Dr. Chang and colleagues have shown that chemotherapy reduces the overall size of the tumor, but spares this rare sub-population of cells, which therefore increases proportionately as the bulk of the tumor decreases. They have also shown that these CD44+/CD24-/low cells are capable of forming cancers (called mammospheres) in culture medium, and can form new cancers in immuno-compromised laboratory models. Their data suggest that chemotherapy is not effective in killing these CD44+/CD24-/low cells that have the ability to form new cancers. By isolating these CD44+/CD24-/low cells and using high throughput genomic profiling, the researchers have determined, in the largest such dataset to date, that certain pathways like the Notch, EGFR/PI3K, and Hedgehog pathways, may be important in cancer stem cells. In keeping with these findings, the researchers conducted a clinical trial with lapatinib, an EGFR/HER2 inhibitor, that showed for the first time, that "cancer stem cells" could be targeted, with a decrease in both CD44+/CD24-/low and mammospheres. These exciting results have been reported in the Journal of National Cancer Institute.

In addition, another manuscript entitled "Residual tumors display mesenchymal as well as tumor initiating features," has been accepted by Proceedings of the National Academy of Sciences. In this publication, Dr. Change and team have shown that cancer stem cells express mesenchymal markers, and thus may escape and invade into surrounding tissue. Hopefully, by targeting these resistant cells scientists might be better able to improve current treatments for women with breast cancer.

The Baylor team havs created novel STAT 3 inhibitors, and thus, propose a series of experiments to study if adding these STAT 3 inhibitors to conventional chemotherapy improves patient outcome. These combinations of cancer stem cell inhibitors and standard therapies may eradicate residual disease and thereby help even women with metastatic disease, whose outlook is poor.

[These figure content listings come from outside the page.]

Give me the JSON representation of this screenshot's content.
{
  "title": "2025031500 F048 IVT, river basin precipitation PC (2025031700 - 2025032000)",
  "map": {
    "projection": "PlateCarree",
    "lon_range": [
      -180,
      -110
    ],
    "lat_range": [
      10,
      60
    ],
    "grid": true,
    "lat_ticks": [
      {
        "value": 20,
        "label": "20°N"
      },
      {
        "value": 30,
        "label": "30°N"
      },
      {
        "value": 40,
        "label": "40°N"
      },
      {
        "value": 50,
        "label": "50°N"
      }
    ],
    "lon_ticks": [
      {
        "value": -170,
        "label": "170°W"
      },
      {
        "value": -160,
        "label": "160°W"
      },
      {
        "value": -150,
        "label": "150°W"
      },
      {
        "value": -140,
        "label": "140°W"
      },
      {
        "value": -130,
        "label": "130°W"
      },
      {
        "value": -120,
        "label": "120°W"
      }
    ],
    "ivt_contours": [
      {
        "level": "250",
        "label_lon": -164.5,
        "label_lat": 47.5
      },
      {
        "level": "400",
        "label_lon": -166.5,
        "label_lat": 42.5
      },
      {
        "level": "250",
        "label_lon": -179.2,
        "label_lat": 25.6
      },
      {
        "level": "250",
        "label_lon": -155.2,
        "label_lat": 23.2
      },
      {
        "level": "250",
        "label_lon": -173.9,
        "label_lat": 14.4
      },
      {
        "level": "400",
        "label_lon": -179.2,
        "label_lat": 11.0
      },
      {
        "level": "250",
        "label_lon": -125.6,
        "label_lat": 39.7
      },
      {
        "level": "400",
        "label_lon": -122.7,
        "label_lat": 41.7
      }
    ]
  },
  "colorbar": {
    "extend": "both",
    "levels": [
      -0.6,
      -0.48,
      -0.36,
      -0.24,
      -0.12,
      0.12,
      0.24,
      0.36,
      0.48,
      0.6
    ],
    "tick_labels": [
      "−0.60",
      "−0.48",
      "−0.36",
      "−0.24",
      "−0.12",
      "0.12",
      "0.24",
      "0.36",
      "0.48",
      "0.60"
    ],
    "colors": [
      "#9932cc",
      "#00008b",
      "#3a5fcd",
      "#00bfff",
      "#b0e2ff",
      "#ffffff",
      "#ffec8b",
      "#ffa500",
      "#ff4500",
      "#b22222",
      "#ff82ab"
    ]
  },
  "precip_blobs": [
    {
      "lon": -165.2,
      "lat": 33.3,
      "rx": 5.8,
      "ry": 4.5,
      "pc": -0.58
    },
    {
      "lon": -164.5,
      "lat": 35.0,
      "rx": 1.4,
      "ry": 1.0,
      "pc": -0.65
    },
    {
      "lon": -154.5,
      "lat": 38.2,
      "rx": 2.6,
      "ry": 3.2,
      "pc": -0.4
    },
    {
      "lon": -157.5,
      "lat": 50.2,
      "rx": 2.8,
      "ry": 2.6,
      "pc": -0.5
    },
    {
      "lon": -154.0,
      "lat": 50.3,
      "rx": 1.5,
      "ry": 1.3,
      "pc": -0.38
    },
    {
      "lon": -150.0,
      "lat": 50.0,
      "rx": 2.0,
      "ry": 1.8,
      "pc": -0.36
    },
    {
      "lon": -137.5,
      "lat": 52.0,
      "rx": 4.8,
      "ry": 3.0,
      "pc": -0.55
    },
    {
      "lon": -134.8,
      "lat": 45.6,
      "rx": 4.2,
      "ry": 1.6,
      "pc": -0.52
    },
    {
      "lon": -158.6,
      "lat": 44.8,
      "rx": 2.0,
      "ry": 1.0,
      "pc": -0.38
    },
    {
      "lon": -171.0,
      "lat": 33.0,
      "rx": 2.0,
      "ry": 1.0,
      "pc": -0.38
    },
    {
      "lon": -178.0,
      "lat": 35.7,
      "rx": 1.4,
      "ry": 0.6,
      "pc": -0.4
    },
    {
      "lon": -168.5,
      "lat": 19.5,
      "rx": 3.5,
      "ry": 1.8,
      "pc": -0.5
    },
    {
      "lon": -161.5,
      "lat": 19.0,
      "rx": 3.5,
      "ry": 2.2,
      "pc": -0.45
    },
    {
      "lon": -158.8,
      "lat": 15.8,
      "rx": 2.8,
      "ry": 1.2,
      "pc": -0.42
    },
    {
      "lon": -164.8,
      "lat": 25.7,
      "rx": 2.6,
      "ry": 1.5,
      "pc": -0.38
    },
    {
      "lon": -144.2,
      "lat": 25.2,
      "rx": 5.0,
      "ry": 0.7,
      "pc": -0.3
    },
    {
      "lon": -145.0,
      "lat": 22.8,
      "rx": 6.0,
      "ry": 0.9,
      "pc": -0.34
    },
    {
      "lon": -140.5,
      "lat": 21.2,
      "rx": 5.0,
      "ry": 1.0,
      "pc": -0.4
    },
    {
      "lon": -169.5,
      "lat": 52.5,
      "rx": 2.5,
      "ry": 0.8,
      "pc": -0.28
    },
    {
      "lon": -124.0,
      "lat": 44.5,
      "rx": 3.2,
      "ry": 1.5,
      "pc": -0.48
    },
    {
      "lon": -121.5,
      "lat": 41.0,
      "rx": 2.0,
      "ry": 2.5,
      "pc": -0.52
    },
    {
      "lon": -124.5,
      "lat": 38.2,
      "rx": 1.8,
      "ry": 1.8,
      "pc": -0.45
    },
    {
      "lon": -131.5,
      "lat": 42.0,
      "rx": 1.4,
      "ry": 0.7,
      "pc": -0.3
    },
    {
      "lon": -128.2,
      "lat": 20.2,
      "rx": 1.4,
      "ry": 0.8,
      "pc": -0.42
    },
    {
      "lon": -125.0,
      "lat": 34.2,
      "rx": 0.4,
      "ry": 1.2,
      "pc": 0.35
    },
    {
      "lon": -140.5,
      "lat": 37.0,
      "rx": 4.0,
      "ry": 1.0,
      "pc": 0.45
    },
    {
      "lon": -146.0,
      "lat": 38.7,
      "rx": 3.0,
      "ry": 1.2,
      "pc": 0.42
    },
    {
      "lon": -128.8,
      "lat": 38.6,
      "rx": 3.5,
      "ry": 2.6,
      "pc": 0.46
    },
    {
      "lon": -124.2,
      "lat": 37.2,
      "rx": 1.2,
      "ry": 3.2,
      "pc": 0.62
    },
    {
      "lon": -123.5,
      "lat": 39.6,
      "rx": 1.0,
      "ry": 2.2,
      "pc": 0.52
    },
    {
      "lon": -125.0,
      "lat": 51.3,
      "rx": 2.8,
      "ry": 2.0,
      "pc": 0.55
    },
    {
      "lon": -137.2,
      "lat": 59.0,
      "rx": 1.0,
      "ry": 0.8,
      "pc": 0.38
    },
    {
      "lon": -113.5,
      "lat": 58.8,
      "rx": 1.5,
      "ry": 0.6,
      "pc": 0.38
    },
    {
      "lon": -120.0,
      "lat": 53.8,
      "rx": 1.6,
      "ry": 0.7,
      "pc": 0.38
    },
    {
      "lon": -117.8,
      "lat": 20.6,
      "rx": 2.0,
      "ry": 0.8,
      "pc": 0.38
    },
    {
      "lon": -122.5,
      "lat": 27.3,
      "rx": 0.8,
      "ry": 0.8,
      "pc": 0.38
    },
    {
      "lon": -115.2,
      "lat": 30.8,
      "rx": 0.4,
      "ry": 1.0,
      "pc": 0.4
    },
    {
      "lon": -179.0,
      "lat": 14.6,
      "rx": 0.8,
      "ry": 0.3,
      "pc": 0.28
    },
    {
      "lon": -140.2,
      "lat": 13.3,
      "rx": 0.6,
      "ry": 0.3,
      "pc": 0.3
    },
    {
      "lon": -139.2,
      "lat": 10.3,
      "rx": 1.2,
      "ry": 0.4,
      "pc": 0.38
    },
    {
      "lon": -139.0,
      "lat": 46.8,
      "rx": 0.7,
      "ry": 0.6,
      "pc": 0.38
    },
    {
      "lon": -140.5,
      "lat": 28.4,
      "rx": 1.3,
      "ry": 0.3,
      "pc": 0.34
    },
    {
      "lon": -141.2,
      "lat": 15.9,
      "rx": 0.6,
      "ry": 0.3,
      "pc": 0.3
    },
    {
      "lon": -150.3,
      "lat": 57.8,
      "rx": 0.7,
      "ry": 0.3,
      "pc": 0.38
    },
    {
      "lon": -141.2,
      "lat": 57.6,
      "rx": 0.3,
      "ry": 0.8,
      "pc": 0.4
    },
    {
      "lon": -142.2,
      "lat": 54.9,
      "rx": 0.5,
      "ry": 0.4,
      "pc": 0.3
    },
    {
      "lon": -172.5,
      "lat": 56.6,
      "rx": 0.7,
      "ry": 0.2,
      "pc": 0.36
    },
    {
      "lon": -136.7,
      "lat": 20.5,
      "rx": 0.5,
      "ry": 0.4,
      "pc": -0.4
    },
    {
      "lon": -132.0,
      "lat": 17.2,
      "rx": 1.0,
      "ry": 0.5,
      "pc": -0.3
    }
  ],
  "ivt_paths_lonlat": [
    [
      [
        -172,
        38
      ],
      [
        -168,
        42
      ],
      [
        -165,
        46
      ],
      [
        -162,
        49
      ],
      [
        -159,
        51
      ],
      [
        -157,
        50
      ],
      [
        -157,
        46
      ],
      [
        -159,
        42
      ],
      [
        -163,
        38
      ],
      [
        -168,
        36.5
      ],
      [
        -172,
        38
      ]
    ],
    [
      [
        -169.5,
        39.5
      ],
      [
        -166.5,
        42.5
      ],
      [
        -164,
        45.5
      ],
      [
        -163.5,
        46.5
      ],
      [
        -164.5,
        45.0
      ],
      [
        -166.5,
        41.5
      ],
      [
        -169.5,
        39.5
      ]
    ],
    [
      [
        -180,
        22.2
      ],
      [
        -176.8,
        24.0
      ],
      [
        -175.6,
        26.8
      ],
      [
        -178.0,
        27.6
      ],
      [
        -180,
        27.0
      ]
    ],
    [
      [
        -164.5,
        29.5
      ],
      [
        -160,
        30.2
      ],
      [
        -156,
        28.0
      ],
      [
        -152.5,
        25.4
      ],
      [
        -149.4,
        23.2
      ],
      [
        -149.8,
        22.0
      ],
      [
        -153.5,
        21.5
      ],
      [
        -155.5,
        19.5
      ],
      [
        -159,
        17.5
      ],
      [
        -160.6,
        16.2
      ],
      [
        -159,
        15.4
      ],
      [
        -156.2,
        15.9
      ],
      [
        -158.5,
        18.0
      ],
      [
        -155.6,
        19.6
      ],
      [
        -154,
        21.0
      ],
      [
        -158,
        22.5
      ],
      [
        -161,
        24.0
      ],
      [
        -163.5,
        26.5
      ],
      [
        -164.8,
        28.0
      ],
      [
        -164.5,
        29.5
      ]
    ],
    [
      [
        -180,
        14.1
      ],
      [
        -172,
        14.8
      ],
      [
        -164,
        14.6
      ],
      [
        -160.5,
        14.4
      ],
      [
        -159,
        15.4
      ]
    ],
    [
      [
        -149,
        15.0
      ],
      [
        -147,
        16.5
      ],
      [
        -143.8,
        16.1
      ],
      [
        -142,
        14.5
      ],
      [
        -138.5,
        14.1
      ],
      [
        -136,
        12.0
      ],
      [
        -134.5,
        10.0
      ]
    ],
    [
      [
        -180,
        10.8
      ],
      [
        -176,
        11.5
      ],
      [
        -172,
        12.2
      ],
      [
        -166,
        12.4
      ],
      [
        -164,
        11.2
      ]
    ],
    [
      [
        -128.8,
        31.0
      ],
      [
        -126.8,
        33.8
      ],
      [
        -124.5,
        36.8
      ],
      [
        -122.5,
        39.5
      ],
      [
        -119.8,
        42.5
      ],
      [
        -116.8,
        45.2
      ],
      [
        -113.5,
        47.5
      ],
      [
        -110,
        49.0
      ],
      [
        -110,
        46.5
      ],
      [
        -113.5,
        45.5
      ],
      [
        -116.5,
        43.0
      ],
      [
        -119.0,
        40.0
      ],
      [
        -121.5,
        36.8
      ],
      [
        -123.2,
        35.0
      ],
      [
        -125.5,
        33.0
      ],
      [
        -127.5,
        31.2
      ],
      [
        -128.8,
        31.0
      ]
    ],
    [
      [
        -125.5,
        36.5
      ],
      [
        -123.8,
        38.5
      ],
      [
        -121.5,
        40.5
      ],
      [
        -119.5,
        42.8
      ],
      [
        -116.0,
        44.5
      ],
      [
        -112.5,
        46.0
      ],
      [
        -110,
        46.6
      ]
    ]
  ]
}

Beginning first with preclinical models, using mammospheres and human breast cancers grown in immunocompromised laboratory models, they will determine which of the STAT3 inhibitors will be the most effective when combined with chemotherapy. In the future, they aim to start clinical studies adding a novel STAT3 inhibitor to chemotherapy. Knowing the biology of cancer stem cells is the first and most critical step in finding therapies that might prevent cancer from relapsing, and thereby help women with breast cancer, even those with metastatic disease.

Mid-Year Progress Report:
Dr. Chang's team has preliminary data in preclinical models, using mammospheres and human breast cancers grown in immunocompromised laboratory models, showing that STAT3 inhibition is most effective when combined with chemotherapy. In the future, they aim to start clinical studies of adding novel STAT3 inhibitor to chemotherapy. Knowing the biology of cancer stem cells is the first and most critical step in finding therapies that might prevent cancer from relapsing, and thereby help women with breast cancer, even those with metastatic disease.

Bio:
Dr. Chang is the Chief of Breast Medical Oncology in Ben Taub General Hospital and an Associate Professor in the Breast Center, Baylor College of Medicine, Houston, Texas. Ben Taub General Hospital is an under-served inner city hospital where the lack of screening services has resulted in 60% of patients presenting with locally advanced and metastatic disease which is generally incurable. Dr. Chang has used the clinical situation of locally advanced breast cancer, in which patients are traditionally treated with pre-operative chemotherapy, to assess the use of such markers in predicting treatment response.

Dr. Chang's BCRF research is focused on the use of cDNA array technology, which allows the expression of thousands of genes to be studied simultaneously, to comprehensively seek patterns of gene expression in breast tumors that are associated with sensitivity or resistance to specific chemotherapies. The goal of her research is to identify novel pathways responsible for therapeutic resistance and cancer stem cell self-renewal in human breast cancer biopsies, and to rapidly translate these findings into clinical trials with inhibitors of cancer stem cell self-renewal.